Image of Sotheby's Virtual Auction

Sotheby’s is planning for a future where old-school, in-person auctions might be going, going, gone. The auction house unveiled a new livestream format for its flagship art sale on 29 June, selling high-ticket masterpieces to an entirely digital audience for the first time in its history.

Sotheby’s annual sale of Impressionist, modern and contemporary art typically takes place in front of a live audience in New York, New York, USA. This year, chair of Sotheby’s Europe Oliver Barker led the event from an empty room in London, England.

Reimagining the auction for an era of social distancing required some creativity—and extensive upfront planning. The project team spent one week constructing the London studio to support its idea for a “multicamera global livestream.” The team placed eight large screens in front of Barker’s podium so auction specialists from locations in New York, London and Hong Kong could bid in real time, like contestants on a game show, with works of art displayed on the back wall of the studio.

The team also recruited award-winning cinematographer Joel Mishcon to carefully choreograph the five-hour event—all of it streamed live on Sotheby’s website and on-demand news network Cheddar. A dress rehearsal held a few days before the auction helped the team plan for and respond to risks, such as a dead phone line or other livestream glitches. 

Being proactive paid off: The auction generated US$363.2 million, selling 93 percent of available art pieces. That included Francis Bacon’s Triptych Inspired by the Oresteia of Aeschylus, which prompted a bidding war before settling out at an eye-popping US$84.6 million.

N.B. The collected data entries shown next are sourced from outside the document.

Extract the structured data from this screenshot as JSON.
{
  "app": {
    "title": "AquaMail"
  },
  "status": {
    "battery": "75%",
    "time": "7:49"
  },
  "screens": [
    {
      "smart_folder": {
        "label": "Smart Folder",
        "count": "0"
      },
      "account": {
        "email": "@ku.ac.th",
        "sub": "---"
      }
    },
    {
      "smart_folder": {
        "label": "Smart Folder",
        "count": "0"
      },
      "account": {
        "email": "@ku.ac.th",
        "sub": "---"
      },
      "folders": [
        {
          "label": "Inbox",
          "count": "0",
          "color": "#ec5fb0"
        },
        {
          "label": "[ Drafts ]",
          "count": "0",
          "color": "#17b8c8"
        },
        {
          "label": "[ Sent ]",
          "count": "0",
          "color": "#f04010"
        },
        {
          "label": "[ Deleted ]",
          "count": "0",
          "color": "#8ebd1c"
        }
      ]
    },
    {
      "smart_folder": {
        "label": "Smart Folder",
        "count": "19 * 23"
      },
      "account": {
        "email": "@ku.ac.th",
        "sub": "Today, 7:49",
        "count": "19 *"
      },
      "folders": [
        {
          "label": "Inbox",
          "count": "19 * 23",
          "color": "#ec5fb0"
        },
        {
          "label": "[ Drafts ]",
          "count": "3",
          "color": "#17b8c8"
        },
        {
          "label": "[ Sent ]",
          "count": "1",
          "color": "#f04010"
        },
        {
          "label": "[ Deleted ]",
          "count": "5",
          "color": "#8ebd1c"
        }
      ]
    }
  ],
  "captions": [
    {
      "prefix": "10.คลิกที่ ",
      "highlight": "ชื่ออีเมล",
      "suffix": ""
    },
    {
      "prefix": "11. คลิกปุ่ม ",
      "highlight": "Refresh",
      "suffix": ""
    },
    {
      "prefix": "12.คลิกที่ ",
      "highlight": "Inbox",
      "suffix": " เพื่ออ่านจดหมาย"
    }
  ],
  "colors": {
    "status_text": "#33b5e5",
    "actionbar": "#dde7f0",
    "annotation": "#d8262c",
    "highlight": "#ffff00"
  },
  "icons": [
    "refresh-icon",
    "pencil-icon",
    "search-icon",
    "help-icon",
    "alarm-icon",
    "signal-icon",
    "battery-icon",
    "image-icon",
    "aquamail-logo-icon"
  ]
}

That kind of performance should build confidence as the team adapts to the next normal, including another round of virtual sales in London at the end of July. Still, it marks a major shift: Just US$80 million of the US$4.8 billion that Sotheby’s hauled in last year came via the web.

Turning completely to streaming would have seemed unfathomable even a few months ago, Barker said. “But Sotheby’s was ready to pivot at a moment’s notice, and we redefined the boundaries of what is possible.”